James Ker-Lindsay is Eurobank Senior Research Fellow on the Politics of South East Europe at the European Institute, London School of Economics and Political Science.
Mikulas Fabry is Associate Professor in the Sam Nunn School of International Affairs at the Georgia Institute of Technology.

Summary

What makes a state? This question has attracted more and more attention in recent years with Catalan's illegal vote for independence from Spain and Palestine's ongoing search for international recognition. And while Scotland chose to remain with the United Kingdom, discussions of independence have only continued as the ramifications of the later Brexit vote begin to set in.
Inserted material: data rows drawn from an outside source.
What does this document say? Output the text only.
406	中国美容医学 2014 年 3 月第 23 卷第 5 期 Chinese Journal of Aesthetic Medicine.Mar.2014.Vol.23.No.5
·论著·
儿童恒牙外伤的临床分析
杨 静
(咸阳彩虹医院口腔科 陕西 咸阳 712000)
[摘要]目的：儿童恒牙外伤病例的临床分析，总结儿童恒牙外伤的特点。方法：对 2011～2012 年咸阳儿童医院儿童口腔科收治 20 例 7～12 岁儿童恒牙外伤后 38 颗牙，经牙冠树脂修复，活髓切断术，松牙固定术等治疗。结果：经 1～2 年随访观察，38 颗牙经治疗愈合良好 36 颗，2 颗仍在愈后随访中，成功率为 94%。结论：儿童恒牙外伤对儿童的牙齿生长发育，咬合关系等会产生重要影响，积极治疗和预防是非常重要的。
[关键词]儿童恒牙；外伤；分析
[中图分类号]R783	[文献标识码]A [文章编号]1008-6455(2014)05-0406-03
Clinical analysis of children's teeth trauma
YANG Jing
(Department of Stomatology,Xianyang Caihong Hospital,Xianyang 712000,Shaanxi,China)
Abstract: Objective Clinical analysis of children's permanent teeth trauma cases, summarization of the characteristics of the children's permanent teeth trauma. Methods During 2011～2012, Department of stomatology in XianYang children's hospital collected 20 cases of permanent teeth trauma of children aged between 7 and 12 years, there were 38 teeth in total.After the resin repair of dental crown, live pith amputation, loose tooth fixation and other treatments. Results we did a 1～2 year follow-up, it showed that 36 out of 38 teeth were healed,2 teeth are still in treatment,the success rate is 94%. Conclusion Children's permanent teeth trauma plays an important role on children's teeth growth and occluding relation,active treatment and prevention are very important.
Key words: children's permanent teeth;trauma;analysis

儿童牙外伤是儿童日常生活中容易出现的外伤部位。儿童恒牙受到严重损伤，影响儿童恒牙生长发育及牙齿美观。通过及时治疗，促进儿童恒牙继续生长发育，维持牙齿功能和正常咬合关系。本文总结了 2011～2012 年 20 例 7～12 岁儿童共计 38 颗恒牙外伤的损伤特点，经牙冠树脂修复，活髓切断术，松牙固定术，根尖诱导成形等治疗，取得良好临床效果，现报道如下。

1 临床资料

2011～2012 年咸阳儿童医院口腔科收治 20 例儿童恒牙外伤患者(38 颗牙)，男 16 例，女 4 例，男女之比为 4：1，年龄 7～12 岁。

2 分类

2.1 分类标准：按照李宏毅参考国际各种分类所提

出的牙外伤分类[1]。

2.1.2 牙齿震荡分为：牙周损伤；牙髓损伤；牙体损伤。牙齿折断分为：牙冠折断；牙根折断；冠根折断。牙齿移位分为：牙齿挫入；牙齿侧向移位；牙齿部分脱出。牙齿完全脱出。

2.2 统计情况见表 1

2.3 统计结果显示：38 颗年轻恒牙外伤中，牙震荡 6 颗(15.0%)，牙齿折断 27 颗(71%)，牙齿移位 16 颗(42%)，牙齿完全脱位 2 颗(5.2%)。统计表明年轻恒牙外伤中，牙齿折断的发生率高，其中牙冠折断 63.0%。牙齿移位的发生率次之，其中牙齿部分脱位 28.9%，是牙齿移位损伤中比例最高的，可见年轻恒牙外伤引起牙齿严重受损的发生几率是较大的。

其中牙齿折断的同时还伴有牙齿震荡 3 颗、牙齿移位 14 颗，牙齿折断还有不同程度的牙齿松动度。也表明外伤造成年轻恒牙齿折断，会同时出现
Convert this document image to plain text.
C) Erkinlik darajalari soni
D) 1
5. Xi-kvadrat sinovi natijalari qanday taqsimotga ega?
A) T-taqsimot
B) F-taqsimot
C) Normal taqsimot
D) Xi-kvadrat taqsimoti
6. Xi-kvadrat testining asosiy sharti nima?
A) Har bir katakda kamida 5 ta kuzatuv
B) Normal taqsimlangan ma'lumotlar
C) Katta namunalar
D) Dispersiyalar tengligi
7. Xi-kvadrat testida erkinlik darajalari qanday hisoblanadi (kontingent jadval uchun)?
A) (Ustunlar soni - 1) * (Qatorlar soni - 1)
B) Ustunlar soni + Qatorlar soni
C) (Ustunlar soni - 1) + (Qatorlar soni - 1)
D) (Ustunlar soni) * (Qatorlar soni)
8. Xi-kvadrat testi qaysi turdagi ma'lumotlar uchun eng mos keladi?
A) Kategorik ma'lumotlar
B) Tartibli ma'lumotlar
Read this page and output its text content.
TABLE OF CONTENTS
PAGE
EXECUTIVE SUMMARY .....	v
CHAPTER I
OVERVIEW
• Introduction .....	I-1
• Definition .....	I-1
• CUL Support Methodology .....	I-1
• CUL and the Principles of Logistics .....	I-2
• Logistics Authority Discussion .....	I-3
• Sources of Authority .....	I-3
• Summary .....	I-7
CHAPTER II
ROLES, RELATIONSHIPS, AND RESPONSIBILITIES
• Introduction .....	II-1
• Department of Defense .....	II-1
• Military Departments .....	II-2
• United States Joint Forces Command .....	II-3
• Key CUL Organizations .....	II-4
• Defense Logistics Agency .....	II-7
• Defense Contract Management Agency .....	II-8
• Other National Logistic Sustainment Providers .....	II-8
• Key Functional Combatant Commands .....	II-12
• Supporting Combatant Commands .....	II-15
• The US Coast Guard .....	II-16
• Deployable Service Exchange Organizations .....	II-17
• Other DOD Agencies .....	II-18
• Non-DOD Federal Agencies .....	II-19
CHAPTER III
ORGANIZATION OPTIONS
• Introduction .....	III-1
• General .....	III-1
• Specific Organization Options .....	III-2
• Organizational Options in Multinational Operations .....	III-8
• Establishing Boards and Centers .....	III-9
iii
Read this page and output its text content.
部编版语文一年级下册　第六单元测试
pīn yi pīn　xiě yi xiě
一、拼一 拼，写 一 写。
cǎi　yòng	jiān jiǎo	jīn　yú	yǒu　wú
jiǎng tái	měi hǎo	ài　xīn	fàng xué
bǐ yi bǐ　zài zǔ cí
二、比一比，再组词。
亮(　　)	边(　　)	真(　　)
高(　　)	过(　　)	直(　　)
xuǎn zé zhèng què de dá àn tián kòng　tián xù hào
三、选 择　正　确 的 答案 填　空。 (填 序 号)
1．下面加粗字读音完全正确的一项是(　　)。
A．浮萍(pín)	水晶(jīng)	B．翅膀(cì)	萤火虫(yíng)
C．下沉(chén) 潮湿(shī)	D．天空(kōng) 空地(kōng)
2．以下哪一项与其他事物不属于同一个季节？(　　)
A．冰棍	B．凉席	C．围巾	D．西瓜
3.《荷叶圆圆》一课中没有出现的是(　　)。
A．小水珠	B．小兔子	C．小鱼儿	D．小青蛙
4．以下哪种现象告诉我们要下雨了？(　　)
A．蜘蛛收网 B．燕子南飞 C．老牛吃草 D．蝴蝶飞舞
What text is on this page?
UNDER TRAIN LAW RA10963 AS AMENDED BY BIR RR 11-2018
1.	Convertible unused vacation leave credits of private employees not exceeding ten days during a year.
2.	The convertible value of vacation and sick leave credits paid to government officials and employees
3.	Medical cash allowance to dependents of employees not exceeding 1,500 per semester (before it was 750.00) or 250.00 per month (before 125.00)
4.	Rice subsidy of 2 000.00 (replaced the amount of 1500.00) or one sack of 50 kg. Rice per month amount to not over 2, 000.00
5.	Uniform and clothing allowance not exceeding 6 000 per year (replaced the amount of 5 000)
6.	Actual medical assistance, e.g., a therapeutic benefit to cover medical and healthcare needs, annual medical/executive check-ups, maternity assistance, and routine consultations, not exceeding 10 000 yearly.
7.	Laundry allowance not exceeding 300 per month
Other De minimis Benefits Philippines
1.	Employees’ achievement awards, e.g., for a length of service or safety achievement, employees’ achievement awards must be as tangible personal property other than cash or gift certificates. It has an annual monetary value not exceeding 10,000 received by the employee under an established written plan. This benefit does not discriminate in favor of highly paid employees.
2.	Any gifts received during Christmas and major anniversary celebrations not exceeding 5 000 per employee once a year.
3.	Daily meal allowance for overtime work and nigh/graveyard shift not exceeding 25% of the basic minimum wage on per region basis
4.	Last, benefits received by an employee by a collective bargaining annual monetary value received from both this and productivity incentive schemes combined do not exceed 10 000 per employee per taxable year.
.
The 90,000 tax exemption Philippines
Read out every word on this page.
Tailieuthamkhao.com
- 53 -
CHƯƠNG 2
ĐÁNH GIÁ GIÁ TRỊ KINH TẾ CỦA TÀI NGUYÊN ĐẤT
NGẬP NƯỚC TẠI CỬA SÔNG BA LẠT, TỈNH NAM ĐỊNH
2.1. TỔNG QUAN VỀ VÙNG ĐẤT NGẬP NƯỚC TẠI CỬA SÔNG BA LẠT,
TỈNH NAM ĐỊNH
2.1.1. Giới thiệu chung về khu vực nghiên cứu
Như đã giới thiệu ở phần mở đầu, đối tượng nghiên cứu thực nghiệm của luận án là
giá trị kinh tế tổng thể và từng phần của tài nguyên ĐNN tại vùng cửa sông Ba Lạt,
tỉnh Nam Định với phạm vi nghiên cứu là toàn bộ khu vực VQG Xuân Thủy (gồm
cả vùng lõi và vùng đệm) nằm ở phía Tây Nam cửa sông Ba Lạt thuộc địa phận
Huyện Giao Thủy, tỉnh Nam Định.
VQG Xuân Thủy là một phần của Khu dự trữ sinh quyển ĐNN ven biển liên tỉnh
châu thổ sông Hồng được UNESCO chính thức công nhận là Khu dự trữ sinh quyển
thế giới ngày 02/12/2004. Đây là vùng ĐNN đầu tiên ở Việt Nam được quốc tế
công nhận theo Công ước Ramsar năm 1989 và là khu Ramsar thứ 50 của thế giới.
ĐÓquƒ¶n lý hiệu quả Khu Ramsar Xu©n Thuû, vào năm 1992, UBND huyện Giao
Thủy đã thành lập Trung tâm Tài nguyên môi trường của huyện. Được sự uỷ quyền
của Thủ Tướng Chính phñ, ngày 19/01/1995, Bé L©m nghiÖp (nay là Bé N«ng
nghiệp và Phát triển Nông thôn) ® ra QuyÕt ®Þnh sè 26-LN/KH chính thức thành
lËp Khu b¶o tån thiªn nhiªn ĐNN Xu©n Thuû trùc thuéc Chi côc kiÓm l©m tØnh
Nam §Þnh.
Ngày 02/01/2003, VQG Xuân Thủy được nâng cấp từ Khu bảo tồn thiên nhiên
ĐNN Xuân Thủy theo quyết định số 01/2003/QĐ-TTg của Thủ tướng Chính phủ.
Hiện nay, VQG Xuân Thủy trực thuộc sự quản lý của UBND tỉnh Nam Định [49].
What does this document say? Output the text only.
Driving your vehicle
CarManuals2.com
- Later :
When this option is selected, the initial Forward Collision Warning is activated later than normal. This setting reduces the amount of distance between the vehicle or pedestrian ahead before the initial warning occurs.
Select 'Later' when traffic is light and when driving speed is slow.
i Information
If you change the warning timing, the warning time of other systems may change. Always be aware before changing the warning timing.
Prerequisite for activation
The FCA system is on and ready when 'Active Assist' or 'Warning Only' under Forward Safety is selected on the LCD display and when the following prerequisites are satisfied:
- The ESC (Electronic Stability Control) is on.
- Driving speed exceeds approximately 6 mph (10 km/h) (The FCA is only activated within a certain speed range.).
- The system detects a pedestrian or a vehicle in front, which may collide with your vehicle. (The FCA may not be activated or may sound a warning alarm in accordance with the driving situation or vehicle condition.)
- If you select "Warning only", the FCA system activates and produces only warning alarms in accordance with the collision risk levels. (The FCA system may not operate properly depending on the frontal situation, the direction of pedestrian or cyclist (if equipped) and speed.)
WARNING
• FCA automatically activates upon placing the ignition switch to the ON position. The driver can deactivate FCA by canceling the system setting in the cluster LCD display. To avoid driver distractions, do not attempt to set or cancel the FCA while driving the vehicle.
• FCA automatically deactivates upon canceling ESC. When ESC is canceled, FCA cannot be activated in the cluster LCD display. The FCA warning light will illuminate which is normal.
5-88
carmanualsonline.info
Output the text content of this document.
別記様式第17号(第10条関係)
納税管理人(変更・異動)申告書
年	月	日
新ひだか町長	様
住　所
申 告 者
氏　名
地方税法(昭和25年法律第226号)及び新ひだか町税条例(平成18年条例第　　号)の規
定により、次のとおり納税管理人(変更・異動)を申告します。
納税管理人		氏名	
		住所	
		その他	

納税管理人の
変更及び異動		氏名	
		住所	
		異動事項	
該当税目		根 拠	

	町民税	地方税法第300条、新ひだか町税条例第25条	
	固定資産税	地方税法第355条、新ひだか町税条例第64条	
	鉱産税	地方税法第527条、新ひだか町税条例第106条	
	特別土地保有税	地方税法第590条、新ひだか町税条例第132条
As James Ker-Lindsay and Mikulas Fabry show in this new addition to the What Everyone Needs to Know® series, the road to statehood does not run smooth. Declaring independence is only the first step; gaining both local and global acceptance is necessary before a state can become truly independent. The prospect of losing territory is usually not welcomed by the parent state, and any such threat to an existing culture and its economy is often met with resistance--armed or otherwise. Beyond this immediate conflict, the international community often refuses to accept new states without proof of defined territory, a settled population, and effective government, which frequently translates to a democratic one with demonstrated respect for human rights. Covering the legal, political, and practical issues of secession and state creation, Ker-Lindsay and Fabry provide an essential guide to this timely topic.